Il admet avoir mis « trois, quatre coups de barre de fer trouvée sur place dans une borne SOS » avant de la passer à ses camarades et avoir « jeté une barrière dans un feu déjà allumé ». Il a aussi ramassé des boulons des barrières et les a mis dans un sac « en cas que je me fasse gazer, pour me défendre ».

« Quand on a vu que ça dégénérait, on est parti »

Mais les forces de l’ordre avaient abandonné les lieux. Le péage occupé par les « gilets jaunes » était à la merci des casseurs. « J’ai vu pas mal de trucs sur Snap[chat] et les réseaux sociaux j’ai voulu aller voir », confie Thibault, 20 ans, un brin désinvolte. Il s’est cassé un doigt dans l’expédition. Les remarques de la présidente semblent glisser sur lui. Ce soir-là, il a reçu un SMS retrouvé sur son téléphone : « Prends de l’essence ça va être le bordel. » Alors il a pris un masque et un litre de carburant. « Pour faire des feux de blocages. Mais c’était débile, on n’a pas réfléchi avant. Je suis sûr à 75 % que je n’aurais rien envoyé sur les forces de l’ordre », assure-t-il, conscient que son projet d’intégrer l’armée est « mort ».

Déconcertants de sincérité ou de feinte naïveté, les trois prévenus promettent de mettre de l’ordre dans leurs fréquentations. « Quand on a vu que ça dégénérait, on est parti », plaide Alexis. Florian, 19 ans, assure n’avoir rien fait ni rien touché. Sauf son portable, avec lequel il a filmé la scène. « Au début, c’était marrant, après je me suis décalé sur le côté », explique-t-il dans un haussement d’épaules et le sourire en coin. Il récite vaguement les revendications initiales des « gilets jaunes » mais admet n’en avoir jamais porté.

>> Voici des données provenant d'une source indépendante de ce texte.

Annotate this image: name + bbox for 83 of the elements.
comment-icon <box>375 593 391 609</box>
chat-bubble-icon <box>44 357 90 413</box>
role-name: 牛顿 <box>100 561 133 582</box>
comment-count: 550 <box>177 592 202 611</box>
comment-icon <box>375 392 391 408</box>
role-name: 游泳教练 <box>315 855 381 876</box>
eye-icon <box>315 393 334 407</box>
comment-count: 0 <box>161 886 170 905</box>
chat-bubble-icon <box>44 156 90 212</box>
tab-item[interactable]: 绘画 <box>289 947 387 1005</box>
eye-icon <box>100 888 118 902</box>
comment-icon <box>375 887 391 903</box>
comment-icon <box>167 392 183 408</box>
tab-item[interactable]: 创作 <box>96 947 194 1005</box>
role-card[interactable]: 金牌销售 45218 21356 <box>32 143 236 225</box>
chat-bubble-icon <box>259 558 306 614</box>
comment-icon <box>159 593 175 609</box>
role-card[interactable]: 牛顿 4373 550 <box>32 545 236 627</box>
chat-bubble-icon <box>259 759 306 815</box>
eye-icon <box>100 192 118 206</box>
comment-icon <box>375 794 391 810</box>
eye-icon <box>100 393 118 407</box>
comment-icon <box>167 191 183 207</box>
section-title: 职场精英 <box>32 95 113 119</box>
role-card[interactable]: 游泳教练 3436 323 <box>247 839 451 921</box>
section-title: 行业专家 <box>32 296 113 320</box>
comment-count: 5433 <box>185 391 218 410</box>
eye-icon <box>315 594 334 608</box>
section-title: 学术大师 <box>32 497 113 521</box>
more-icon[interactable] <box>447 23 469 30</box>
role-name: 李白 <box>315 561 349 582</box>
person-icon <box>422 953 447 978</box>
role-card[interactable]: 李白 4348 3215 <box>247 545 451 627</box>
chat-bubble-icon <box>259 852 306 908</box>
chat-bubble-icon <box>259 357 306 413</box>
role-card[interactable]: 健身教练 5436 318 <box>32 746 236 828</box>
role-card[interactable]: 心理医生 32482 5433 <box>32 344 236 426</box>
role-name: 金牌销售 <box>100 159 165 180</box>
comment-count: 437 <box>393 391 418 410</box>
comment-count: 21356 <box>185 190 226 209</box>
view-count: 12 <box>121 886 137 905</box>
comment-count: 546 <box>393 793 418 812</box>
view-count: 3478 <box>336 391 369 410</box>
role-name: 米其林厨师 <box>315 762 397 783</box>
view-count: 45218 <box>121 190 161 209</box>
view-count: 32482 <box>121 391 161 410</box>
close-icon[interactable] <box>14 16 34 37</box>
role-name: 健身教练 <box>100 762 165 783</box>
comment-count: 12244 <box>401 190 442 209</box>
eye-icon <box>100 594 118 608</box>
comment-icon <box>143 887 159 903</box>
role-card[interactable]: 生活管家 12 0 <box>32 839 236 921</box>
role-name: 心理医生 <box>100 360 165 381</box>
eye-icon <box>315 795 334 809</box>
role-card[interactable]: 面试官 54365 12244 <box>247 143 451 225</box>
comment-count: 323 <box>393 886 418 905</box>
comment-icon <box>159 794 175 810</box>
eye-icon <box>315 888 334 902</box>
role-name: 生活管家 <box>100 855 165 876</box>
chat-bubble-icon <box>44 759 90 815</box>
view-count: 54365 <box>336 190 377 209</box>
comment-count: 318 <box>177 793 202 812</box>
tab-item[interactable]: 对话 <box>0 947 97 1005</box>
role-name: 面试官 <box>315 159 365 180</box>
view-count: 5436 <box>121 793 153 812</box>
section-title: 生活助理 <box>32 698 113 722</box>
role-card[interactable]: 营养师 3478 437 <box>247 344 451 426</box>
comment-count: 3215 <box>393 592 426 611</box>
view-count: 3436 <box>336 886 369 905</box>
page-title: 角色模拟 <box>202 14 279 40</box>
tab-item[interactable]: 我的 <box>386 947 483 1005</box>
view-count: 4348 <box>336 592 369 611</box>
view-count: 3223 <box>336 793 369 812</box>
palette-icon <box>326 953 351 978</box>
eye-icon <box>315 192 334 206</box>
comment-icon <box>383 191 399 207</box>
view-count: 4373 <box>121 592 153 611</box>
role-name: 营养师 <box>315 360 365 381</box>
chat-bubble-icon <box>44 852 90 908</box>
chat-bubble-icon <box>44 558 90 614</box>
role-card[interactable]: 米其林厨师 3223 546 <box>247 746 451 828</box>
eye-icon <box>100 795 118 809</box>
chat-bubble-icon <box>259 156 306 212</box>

« Ce n’est que du matériel »

L’avocate des Autoroutes du sud de la France (ASF) rappelle que « les actions des uns ne se font pas sans la présence des autres ». Le substitut du procureur Sophie Ohanna retient aussi cette coaction. Elle admet qu’il « y a eu bien plus grave cette nuit-là », mais se demande encore ce que ces jeunes « en recherche du grand frisson » sont allés faire au péage cette nuit-là. La magistrate n’a pas la certitude qu’ils aient compris la gravité de leurs actes. Elle requiert huis mois de prison avec sursis.

« Le péage leur appartenait, l’excitation des autres les galvanisait »

Les avocats de la défense présentent leurs clients comme de jeunes immatures. « Florian a manqué de jugeote », pour Me Emmanuelle Plumelet. « Alexis a pris la leçon de sa vie par son père, sait Me Anne-Laure Cuidet. Cette nuit-là, le péage leur appartenait, l’excitation des autres les galvanisait. »

Me Arnaud Bayle voudrait que Thibault et les autres soient jugés en dehors du contexte et sans les images de l’incendie général et du saccage du péage. « Il a voulu faire le malin et rouler des mécaniques. Il y avait chez ses parents des objets qui pouvaient servir de projectiles sur les forces de l’ordre, mais il ne les a pas pris. » L’avocat souligne « la gravité relative » des faits reprochés : « Ce n’est que du matériel. » Le tribunal a mis le jugement en délibéré et rendra sa décision le 8 février.